The data types returned by the `get_df` function are basic types and no automatic type conversion is attempted.

```python
>>> df.info()

RangeIndex: 2 entries, 0 to 1
Data columns (total 5 columns):
# Column Non-Null Count Dtype
--- ------ -------------- -----
0 bonus_points 1 non-null float64
1 player_id 2 non-null object
2 last_play 2 non-null object
3 rating 2 non-null float64
4 play_time 2 non-null object
dtypes: float64(2), object(3)
memory usage: 208.0+ bytes
```

The `dtype` parameter of the `get_df` function allows specifying the desired data types.

```python
>>> df = get_df(
... table="players",
... keys=keys(player_id=["player_two", "player_four"]),
... dtype={
... "bonus_points": "Int8",
... "last_play": "datetime64[ns, UTC]",
... "play_time": "timedelta64[ns]" # See note below.
... }
... )
>>> df.info()

RangeIndex: 2 entries, 0 to 1
Data columns (total 5 columns):
# Column Non-Null Count Dtype
--- ------ -------------- -----
0 bonus_points 1 non-null Int8
1 player_id 2 non-null object
2 last_play 2 non-null datetime64[ns, UTC]
3 rating 2 non-null float64
4 play_time 2 non-null timedelta64[ns]
dtypes: Int8(1), datetime64[ns, UTC](1), float64(1), object(1), timedelta64[ns](1)
memory usage: 196.0+ bytes
```

**Note**: Due to a known bug in pandas versions < 1.5, timedelta strings cannot be converted back to Timedelta type via this parameter (ref. https://github.com/pandas-dev/pandas/issues/38509).

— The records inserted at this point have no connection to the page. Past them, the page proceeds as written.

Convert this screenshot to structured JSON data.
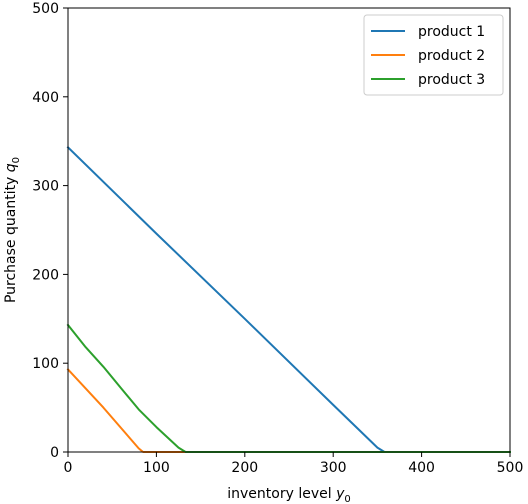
{
  "chart_data": {
    "type": "line",
    "title": "",
    "xlabel": "inventory level",
    "xlabel_var": "y",
    "xlabel_sub": "0",
    "ylabel": "Purchase quantity",
    "ylabel_var": "q",
    "ylabel_sub": "0",
    "xlim": [
      0,
      500
    ],
    "ylim": [
      0,
      500
    ],
    "xticks": [
      0,
      100,
      200,
      300,
      400,
      500
    ],
    "yticks": [
      0,
      100,
      200,
      300,
      400,
      500
    ],
    "grid": false,
    "legend_position": "top-right",
    "series": [
      {
        "name": "product 1",
        "color": "#1f77b4",
        "x": [
          0,
          100,
          200,
          300,
          350,
          358,
          500
        ],
        "y": [
          343,
          246,
          150,
          53,
          5,
          0,
          0
        ]
      },
      {
        "name": "product 2",
        "color": "#ff7f0e",
        "x": [
          0,
          40,
          80,
          85,
          500
        ],
        "y": [
          93,
          50,
          4,
          0,
          0
        ]
      },
      {
        "name": "product 3",
        "color": "#2ca02c",
        "x": [
          0,
          20,
          40,
          60,
          80,
          100,
          125,
          133,
          500
        ],
        "y": [
          143,
          118,
          96,
          72,
          48,
          28,
          5,
          0,
          0
        ]
      }
    ]
  }
}
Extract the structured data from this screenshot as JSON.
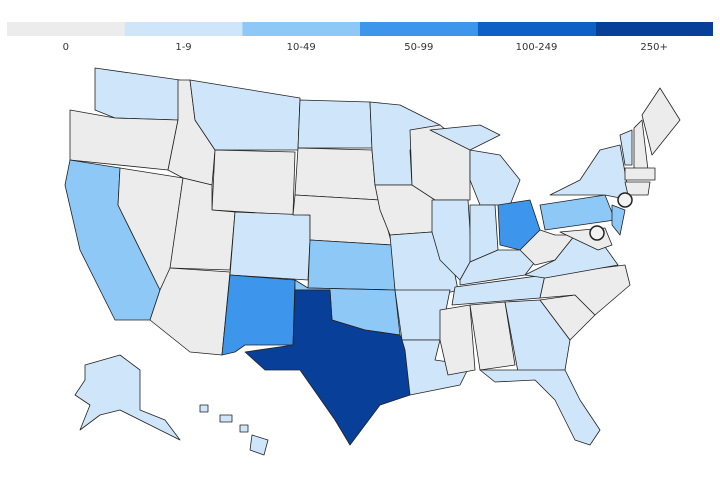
{
  "legend": [
    {
      "label": "0",
      "color": "#ececec"
    },
    {
      "label": "1-9",
      "color": "#cfe6fa"
    },
    {
      "label": "10-49",
      "color": "#8dc8f7"
    },
    {
      "label": "50-99",
      "color": "#3d96ec"
    },
    {
      "label": "100-249",
      "color": "#0f60c4"
    },
    {
      "label": "250+",
      "color": "#083f98"
    }
  ]
}
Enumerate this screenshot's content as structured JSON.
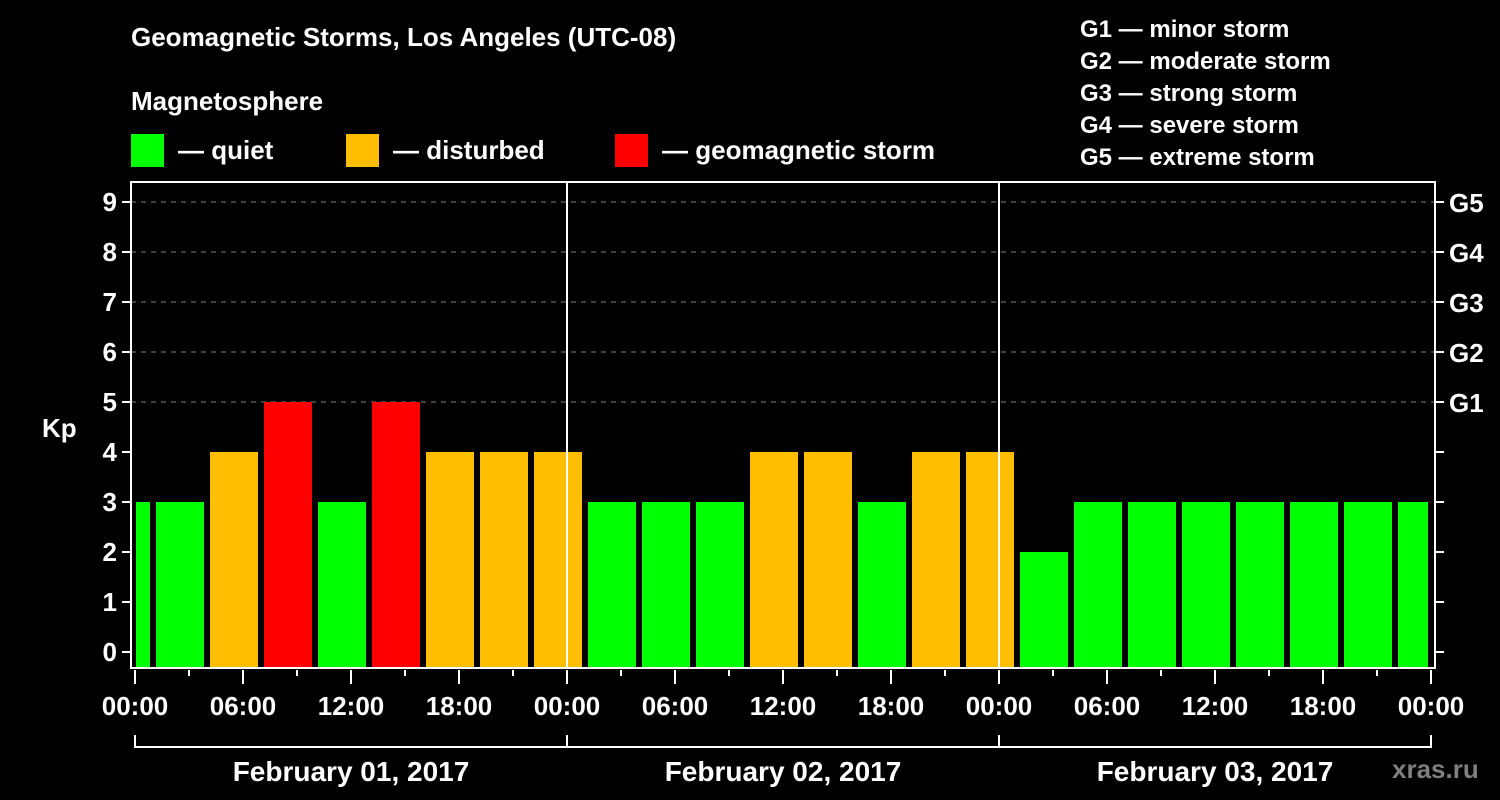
{
  "header": {
    "title": "Geomagnetic Storms, Los Angeles (UTC-08)",
    "subtitle": "Magnetosphere"
  },
  "legend": [
    {
      "label": "— quiet",
      "color": "#00ff00"
    },
    {
      "label": "— disturbed",
      "color": "#ffbf00"
    },
    {
      "label": "— geomagnetic storm",
      "color": "#ff0000"
    }
  ],
  "g_scale": [
    "G1 — minor storm",
    "G2 — moderate storm",
    "G3 — strong storm",
    "G4 — severe storm",
    "G5 — extreme storm"
  ],
  "watermark": "xras.ru",
  "colors": {
    "quiet": "#00ff00",
    "disturbed": "#ffbf00",
    "storm": "#ff0000",
    "grid": "#808080",
    "axis": "#ffffff"
  },
  "chart_data": {
    "type": "bar",
    "title": "Geomagnetic Storms, Los Angeles (UTC-08)",
    "ylabel": "Kp",
    "xlabel": "",
    "ylim": [
      0,
      9
    ],
    "yticks": [
      0,
      1,
      2,
      3,
      4,
      5,
      6,
      7,
      8,
      9
    ],
    "right_axis_labels": [
      {
        "kp": 5,
        "label": "G1"
      },
      {
        "kp": 6,
        "label": "G2"
      },
      {
        "kp": 7,
        "label": "G3"
      },
      {
        "kp": 8,
        "label": "G4"
      },
      {
        "kp": 9,
        "label": "G5"
      }
    ],
    "grid": "dashed horizontal at each Kp unit 5–9",
    "xtick_labels": [
      "00:00",
      "06:00",
      "12:00",
      "18:00",
      "00:00",
      "06:00",
      "12:00",
      "18:00",
      "00:00",
      "06:00",
      "12:00",
      "18:00",
      "00:00"
    ],
    "days": [
      "February 01, 2017",
      "February 02, 2017",
      "February 03, 2017"
    ],
    "bar_interval_hours": 3,
    "bar_start_offset_hours": 1,
    "leading_partial_bar": {
      "value": 3,
      "category": "quiet"
    },
    "series": [
      {
        "name": "Kp",
        "values": [
          3,
          4,
          5,
          3,
          5,
          4,
          4,
          4,
          3,
          3,
          3,
          4,
          4,
          3,
          4,
          4,
          2,
          3,
          3,
          3,
          3,
          3,
          3,
          3
        ],
        "categories": [
          "quiet",
          "disturbed",
          "storm",
          "quiet",
          "storm",
          "disturbed",
          "disturbed",
          "disturbed",
          "quiet",
          "quiet",
          "quiet",
          "disturbed",
          "disturbed",
          "quiet",
          "disturbed",
          "disturbed",
          "quiet",
          "quiet",
          "quiet",
          "quiet",
          "quiet",
          "quiet",
          "quiet",
          "quiet"
        ]
      }
    ],
    "legend": [
      "quiet",
      "disturbed",
      "geomagnetic storm"
    ]
  }
}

If using pandas < 1.5, use the pandas.to_timedelta function instead:

```python
>>> df.play_time = pd.to_timedelta(df.play_time)
>>> df.info()

RangeIndex: 2 entries, 0 to 1
Data columns (total 5 columns):
# Column Non-Null Count Dtype
--- ------ -------------- -----
0 bonus_points 1 non-null Int8
1 player_id 2 non-null object
2 last_play 2 non-null datetime64[ns, UTC]
3 rating 2 non-null float64
4 play_time 2 non-null timedelta64[ns]
dtypes: Int8(1), datetime64[ns, UTC](1), float64(1), object(1), timedelta64[ns](1)
memory usage: 196.0+ bytes
```

Omitting the `keys` parameter performs a scan of the table and returns all the items.

```python
>>> df = get_df(table="players")
>>> print(df)

bonus_points player_id last_play rating play_time
0 4.0 player_three 2021-01-21 10:22:43 2.5 1 days 14:01:19
1 NaN player_four 2021-01-22 13:51:12 4.8 0 days 03:45:49
2 3.0 player_one 2021-01-18 22:47:23 4.3 2 days 17:41:55
3 1.0 player_two 2021-01-19 19:07:54 3.8 0 days 22:07:34
```

## License

Released under the terms of the [MIT License](LICENSE).